Залетевший комар, назойливо зажужжал над ухом, Шисуи отмахнулся, кровать скрипнула, его нога коснулась её бедра. Изуми повернув голову, посмотрела ему в глаза, словно убеждаясь, действительно ли ему интересно.
— Он привёл детей. Моих сводных братьев. Папа рассказывал мне о них, но я не была готова к встрече. Хорошие мальчишки — смышлёные, называли меня «сестлёнка», — Изуми улыбнулась, потерев глаза, — они не виноваты, что я… просто…когда я увидела, как папа бережно вытирает им руки за столом, убирает волосы с глаз, сажает на колени, смеётся вместе с ними…у меня вот здесь кольнуло, — она положила руку на грудь, — и так сильно стало болеть, невыносимо. Я почувствовала себя ненужной…словно меня выбросили, ради них…в ту минуту я разозлилась, возненавидела этих мальчишек, которые воровали у меня отца, воровали мои воспоминания. Ведь раньше я была на их месте и «мой папа» целовал меня в щёчку, стоило мне рассказать какую-то несусветицу.

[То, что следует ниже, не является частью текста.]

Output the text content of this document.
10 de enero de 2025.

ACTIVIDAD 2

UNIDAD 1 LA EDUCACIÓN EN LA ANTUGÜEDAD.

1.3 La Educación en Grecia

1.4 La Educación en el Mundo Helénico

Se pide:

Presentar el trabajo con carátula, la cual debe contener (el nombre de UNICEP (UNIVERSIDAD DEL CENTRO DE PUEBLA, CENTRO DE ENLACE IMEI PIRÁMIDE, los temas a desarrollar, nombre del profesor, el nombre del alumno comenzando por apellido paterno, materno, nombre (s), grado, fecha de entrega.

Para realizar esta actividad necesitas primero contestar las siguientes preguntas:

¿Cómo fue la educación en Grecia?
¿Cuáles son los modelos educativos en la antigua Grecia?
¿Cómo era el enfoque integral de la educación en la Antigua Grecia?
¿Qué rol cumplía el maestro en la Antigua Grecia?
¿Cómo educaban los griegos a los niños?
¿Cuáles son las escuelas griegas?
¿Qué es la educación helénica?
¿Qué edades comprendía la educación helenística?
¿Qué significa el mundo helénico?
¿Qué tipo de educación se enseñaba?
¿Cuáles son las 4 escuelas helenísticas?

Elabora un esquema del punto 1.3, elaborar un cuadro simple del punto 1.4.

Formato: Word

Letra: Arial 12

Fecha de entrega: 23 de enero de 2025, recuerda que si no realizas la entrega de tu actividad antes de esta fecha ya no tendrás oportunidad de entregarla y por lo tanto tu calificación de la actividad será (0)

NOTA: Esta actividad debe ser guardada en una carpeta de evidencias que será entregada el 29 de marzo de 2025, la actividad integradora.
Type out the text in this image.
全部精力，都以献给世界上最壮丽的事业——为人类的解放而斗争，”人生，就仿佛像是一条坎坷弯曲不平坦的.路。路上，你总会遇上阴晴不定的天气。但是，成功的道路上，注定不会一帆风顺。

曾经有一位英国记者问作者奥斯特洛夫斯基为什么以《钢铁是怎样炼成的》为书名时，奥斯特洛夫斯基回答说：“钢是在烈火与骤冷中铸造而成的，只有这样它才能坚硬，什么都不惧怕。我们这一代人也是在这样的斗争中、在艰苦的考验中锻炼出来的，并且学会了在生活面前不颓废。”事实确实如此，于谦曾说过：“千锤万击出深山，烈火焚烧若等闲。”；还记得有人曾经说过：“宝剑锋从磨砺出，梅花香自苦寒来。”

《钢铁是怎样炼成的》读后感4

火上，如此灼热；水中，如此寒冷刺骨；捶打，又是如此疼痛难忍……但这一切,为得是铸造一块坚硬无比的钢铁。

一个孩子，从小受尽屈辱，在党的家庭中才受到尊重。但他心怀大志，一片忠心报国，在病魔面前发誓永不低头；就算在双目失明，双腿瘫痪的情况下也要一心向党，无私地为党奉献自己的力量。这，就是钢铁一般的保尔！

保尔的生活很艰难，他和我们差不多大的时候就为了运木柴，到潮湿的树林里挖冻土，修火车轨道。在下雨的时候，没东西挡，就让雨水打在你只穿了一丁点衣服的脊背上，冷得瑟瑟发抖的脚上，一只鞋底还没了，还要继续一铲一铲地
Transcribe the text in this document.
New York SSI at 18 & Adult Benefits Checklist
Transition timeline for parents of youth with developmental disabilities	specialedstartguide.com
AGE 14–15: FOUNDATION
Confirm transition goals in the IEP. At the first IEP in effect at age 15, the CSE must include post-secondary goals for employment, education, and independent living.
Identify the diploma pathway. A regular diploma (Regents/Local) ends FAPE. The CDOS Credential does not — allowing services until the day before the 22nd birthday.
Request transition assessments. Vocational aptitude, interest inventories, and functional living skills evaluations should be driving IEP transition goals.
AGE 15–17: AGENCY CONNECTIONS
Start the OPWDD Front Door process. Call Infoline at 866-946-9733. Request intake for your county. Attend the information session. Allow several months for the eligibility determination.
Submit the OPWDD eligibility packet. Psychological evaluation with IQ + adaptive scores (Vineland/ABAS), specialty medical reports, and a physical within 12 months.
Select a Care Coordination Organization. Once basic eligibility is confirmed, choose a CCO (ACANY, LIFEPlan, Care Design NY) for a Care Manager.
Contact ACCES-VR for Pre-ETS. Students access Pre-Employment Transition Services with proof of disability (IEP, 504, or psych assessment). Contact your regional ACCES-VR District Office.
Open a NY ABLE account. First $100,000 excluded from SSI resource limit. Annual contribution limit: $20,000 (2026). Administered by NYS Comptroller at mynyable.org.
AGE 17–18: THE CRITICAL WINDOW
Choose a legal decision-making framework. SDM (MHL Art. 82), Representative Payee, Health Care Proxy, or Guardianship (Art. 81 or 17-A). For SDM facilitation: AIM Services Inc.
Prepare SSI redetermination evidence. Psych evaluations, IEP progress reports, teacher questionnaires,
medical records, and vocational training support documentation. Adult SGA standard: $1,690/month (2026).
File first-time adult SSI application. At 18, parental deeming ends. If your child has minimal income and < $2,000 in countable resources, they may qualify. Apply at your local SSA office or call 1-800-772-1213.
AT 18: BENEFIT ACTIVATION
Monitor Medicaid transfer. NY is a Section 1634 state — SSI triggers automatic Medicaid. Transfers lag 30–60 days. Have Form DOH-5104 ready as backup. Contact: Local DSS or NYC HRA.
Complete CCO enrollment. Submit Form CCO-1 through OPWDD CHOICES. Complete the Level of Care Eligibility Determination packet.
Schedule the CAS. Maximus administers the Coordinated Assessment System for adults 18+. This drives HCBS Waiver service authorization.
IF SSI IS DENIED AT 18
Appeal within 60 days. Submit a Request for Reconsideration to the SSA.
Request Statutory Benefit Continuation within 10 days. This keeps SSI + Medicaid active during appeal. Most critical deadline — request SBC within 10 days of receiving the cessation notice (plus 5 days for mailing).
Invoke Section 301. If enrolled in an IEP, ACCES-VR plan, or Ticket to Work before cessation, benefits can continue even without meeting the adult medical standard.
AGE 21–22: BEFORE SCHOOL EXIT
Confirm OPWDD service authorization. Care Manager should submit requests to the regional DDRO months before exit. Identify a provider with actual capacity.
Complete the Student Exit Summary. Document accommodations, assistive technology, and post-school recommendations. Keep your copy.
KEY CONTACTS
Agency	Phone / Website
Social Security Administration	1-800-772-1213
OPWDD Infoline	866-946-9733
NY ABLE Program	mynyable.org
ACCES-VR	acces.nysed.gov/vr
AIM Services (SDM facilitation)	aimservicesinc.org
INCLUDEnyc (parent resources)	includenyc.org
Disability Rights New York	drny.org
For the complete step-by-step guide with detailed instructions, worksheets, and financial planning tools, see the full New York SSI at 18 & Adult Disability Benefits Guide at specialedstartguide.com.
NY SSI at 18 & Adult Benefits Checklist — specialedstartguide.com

Я не хотела видеть его любовь к другим детям, я хотела быть одной-единственной. Я хотела быть его «малышкой Изуми». Глупо, да?
— Совсем нет.
— Папа заметил…извинился. Сказал, что не лучшая идея была. Я сказала, что ему кажется и у меня, просто, разболелся живот. Я врала, всё внутри меня разрывалось на части, ломалось: хотелось плакать, бить по груди кулаками и кричать: «Почему, папа? Почему ты нас бросил? Разве я была плохой дочерью?». Я только тогда поняла, что пережила мама, когда он ушёл из семьи. Мы в один день стали для него не-важ-ны, — голос её дрогнул и она, сглотнула слюну. — После, я стала избегать с ним встреч, ссылаться на учёбу, затем на работу. Теперь только шлём друг другу письма по электронке. Я иногда собираю подарки братьям, но никогда не пишу свой адрес. Не хочу ничего получать. Ты знаешь, я ему так и не сказала, что с мамой. Подумала, зачем ему? Мы больше не его забота и что он может сделать? Когда-то папа был для меня героем, а потом — обмельчал.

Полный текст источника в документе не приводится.